GNÓJ…, jak to, … gnój …

Rate this post
GNÓJ…, jak to, … gnój …
13/03/2011 23:23:29
Gnój?!?,

Jak to – gnój . . . . . .
Poczułem się, jakbym dostał w twarz….

Bo byłem mimowolnym, świadkiem rozmowy dwóch gentlemanów. Jeden z nich opowiadał, jak to będąc w podróży ze swoją Rodziną zorientował się, że brak mu aktualnego OBT. W najbliższym mieście zjechał więc do najbliższej SKP, bo cóż innego mu pozostało. Tak być musiało.

W trakcie tego OBT okazało się, że są luzy zawieszenia i UDS powiedział mu, że „nie może dać mu przeglądu”1.

On wówczas wskazując na swoją rodzinę stłoczoną wokół samochodu uprosił go o wklepanie OBT do DR motywując:

  • daleką drogą do domu,
  • zmęczeniem w podróży,
  • późną porą (nocleg?),
  • zapakowanym do granic możliwości samochodem,
  • kłopotem związanym ze znalezieniem warsztatu na obcym terenie,
  • brakiem gotówki na ten niespodziewany wydatek.

I tak się stało …(bez łapówki! – bo padło to pytanie)…, i zadowolony pojechał dalej do domu.

Zaś po kilku dniach2 (!!!) udał się na warsztat. Tam mechanik po obejrzeniu usterek powiedział mu, że poruszanie się tym samochodem groziło wypadkiem!

Po tej opowieści właściciel pojazdu powiedział drugiemu rozmówcy o UDS-ie cyt.: „ten GNÓJ naraził moją Rodzinę na możliwość wypadku. Jak on mógł.”

GNÓJ ?!? Jak to gnój . . .

Poczułem się, jakbym dostał w twarz. Może nawet się zaczerwieniłem.

Potem padały jeszcze jakieś słowa o tym, że on przecież się na tym nie zna, że od tego jest UDS.
Że nie daj Boże, gdyby coś się stało, to on nigdy by mu tego nie darował.
Że to UDS się zna, a pomimo to ryzykował życiem jego Rodziny, przecież widział dzieci w samochodzie itp., itd., et’cetera…

Dalej już nie słuchałem, miałem jakąś przerwę w kontakcie z łże-czywistością.

Sam sięgałem pamięcią wstecz . . .

A Wy Koledzy?
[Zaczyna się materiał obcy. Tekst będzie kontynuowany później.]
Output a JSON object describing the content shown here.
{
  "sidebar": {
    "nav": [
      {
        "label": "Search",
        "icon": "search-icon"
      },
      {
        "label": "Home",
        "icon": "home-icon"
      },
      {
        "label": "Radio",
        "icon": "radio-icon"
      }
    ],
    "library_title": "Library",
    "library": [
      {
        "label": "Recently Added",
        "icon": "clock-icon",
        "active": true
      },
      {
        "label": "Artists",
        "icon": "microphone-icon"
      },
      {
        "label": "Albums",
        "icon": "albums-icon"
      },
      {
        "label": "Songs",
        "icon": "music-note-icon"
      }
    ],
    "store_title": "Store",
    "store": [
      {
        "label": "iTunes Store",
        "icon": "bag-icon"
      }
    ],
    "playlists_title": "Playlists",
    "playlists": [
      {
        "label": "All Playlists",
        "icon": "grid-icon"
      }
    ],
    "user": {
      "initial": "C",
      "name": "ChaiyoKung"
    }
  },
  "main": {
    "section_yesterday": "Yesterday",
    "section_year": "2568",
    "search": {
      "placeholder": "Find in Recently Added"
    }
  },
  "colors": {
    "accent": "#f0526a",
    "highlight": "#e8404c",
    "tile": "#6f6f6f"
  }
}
Bo to był jeden z nas . . . .

Też sięgacie pamięcią?

ze smutkiem
dziadek Piotra

———————-

P.S.
. . . a tylu nas, jakby pójść między drzewa w las . . . .


1     Nie wiemy, co to te słowa oznaczały. Może zaświadczenie o „N”, a możw tzw. „wypad z SKP”.
2     Nie wiemy dlaczego nie na drugi dzień! Nie wiemy co to oznacza „kilka dni”. Może tydzień lub dwa miesiące.